Breaking backward compatibility is a problem given the massive installed user-base of Git clients & servers - old Git clients would report new repos as corrupt, and just blow up. As well as core-Git, significant Git libraries like libgit2 & JGit would need to be updated. Git hosting services would need to get behind the change - and they would obviously be reluctant to take on the resulting tech-support nightmare of a backward-incompatible change. See also this discussion from the Git mailing list archive.

submodules are a little notorious in the Git world - but Stefan Beller of Google has been working to make them better! A fairly lively discussion around the pain-points of submodules was had, providing plenty of input which was welcomed by Stefan.

submitGit and making it easier for people to contribute to Git was a topic following on directly from Git Merge 2015, where several Git developers expressed their dissatisfaction with Git’s current mailing-list based contribution process. The mailing list works well for the power-users, but it’s a method of contribution that is completely unfamiliar to the majority of today’s Git users - and these are people who could often have a good perspective on how to improve Git’s usability and documentation! There wasn’t anything like a consensus among Git core contributors to move away from the mailing list approach, but it was suggested that it might be possible to create a bridge that provided an alternative, more friendly way to sending patches to the list.

As a consequence, I developed submitGit, a one-way GitHub Pull Request -> Mailing-List tool and announced it to the mailing list in May 2015 where it was appreciatively received. I haven’t been able to spend as much time working submitGit as I’d like, and so it still misses features which limit it’s adoption, but it has still had a positive impact. There have been 44 contributors to Git over the past year, which makes the 23 users of submitGit a significant cohort. Pranit Bauva, a student working on Git as his Google Summer of Code project, has used submitGit for all his patch contributions, after discovering that his internet proxy blocked the email protocols necessary to use the standard Git mailing list process.

There was general agreement from those present at Git Merge 2016 that we could proceed with making submitGit a more ‘official’ tool for contribution - and I still need to complete the documentation updates to make that happen…

Day Two: Main conference

Greg Kroah-Hartman describes the Linux Kernel Development process

Greg Kroah-Hartman of the Linux Foundation opened the talks with a charismatic presentation on Linux Kernel Development and how it’s thriving with Git, with an ever accelerating number of commits every day. As someone who was trying to free people from mailing-list based contribution, it was very interesting for me to hear his enthusiastic arguments in favour of it - their global society of experienced devs is well-served by the format and pace expectations of email (slower than IRC, giving non-English speakers the opportunity to take their time, run google-translate, etc, when responding to messages).

Patrick Reynolds gave a very interesting talk on ‘Scaling at GitHub’ - with a large portion of the problem being the need to ensure that unusual or extreme repositories and their users didn’t take down GitHub for everyone else - certain patterns of behaviour can burn substantial CPU time! Many devs, loving GitHub, have sought to use it to store more than just code and make it into a CDN for artifacts too - this doesn’t always work out…

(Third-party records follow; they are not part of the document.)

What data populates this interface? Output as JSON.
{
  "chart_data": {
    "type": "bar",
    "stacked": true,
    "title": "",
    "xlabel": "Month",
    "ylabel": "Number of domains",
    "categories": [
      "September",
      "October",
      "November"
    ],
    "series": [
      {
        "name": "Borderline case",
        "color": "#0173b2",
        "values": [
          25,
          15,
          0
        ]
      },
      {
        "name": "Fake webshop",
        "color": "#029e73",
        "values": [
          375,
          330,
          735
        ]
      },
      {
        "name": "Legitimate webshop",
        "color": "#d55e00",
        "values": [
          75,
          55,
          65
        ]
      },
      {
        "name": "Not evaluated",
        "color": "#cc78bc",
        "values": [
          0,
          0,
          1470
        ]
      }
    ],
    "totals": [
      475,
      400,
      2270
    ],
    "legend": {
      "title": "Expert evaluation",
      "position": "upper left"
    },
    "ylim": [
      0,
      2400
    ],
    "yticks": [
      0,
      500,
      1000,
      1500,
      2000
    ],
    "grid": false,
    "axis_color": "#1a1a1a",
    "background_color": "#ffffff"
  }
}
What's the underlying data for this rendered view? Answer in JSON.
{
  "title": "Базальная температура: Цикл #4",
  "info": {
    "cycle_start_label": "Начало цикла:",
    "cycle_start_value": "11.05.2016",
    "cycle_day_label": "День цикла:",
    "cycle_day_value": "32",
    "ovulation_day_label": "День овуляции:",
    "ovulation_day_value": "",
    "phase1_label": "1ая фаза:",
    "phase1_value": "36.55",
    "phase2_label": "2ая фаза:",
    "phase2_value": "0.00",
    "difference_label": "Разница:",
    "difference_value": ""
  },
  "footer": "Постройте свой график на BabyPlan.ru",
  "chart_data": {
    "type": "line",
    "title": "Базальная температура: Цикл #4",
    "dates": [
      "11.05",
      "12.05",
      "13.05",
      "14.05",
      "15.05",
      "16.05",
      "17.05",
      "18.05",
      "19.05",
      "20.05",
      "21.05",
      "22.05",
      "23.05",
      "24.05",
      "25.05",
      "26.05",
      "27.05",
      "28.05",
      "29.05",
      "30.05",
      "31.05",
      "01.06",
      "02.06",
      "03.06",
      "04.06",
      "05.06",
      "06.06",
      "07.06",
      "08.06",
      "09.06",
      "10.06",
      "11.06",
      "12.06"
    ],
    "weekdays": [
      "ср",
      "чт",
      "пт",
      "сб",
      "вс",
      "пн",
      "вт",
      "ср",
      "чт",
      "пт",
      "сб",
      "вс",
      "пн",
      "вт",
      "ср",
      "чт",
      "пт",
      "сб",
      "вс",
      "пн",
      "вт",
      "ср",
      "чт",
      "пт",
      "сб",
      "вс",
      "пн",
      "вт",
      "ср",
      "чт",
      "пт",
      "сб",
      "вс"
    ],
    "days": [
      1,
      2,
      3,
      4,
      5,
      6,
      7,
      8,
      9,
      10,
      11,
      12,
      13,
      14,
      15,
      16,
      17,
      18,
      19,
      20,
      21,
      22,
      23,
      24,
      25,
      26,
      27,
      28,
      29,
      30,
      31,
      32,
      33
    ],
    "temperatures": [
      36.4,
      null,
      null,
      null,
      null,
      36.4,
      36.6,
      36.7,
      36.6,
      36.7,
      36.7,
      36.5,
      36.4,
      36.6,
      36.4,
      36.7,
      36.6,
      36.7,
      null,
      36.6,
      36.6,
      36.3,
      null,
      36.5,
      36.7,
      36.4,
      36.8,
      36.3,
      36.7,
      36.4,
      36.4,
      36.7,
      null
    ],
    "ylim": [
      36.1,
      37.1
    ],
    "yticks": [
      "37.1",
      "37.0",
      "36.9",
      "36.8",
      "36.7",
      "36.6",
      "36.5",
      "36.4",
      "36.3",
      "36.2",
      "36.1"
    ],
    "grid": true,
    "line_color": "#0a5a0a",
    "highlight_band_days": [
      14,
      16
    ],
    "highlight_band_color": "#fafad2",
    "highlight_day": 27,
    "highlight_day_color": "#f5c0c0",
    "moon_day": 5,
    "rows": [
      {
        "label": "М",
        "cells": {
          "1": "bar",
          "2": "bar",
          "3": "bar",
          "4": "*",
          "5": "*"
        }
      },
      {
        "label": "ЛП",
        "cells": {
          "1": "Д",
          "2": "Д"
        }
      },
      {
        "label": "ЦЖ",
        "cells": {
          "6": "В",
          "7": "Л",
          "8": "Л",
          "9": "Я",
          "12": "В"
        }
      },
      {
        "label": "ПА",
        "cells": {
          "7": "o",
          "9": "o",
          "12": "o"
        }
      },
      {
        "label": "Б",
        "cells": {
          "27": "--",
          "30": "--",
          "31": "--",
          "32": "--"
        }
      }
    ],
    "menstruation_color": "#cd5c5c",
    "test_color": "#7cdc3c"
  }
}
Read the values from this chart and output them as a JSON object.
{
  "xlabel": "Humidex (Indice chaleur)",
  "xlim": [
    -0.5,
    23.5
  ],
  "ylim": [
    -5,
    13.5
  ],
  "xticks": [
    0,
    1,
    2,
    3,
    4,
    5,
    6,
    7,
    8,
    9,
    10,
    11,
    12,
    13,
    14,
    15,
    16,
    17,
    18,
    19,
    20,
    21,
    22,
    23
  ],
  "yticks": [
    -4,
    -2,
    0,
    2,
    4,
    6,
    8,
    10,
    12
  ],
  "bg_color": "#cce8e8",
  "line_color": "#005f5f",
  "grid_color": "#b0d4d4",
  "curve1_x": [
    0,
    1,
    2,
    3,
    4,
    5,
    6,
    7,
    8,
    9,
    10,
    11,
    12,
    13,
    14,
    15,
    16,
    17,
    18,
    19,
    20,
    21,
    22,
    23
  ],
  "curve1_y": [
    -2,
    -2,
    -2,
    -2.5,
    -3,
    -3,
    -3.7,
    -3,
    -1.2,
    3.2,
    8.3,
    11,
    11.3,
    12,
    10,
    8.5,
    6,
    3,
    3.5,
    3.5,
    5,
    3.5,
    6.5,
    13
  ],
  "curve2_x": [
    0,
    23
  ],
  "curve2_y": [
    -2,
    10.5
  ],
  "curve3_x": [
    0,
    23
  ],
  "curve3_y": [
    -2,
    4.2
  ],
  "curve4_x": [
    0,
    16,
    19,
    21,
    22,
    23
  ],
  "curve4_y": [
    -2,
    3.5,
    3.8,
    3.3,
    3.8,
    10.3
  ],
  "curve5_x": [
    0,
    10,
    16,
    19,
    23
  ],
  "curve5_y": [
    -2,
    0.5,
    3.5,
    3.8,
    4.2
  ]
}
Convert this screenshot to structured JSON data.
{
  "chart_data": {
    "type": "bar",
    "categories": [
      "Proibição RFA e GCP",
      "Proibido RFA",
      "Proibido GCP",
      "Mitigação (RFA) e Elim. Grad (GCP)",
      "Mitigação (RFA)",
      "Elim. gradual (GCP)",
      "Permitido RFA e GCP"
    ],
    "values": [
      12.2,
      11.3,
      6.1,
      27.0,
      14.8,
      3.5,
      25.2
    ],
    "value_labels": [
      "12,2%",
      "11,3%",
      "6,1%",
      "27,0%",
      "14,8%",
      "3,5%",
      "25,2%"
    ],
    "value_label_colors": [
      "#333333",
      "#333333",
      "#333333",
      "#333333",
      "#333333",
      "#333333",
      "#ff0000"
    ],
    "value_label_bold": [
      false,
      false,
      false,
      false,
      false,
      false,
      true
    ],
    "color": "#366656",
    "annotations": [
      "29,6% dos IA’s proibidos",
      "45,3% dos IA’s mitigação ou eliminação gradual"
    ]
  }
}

In the past the CocoaPods community has experienced very slow fetches and clones, caused by automatic rate limiting by GitHub to ensure stability of their service for other users. *Photograph: Roberto Tyley/The Guardian*

It was also great to hear more from Tim Pettersen about how Atlassian, GitHub and Microsoft have been collaborating on the open-source Git LFS project - things have come a long way since that surprising coincidence in Paris last year.

Finally, it was nice to see my project the BFG being mentioned in so many talks - several times for the ‘convert-to-git-lfs’ support added in v1.12.5 :

Many thanks to the organisers for a great conference - and to the participants for helping to make Git even better, and more usable!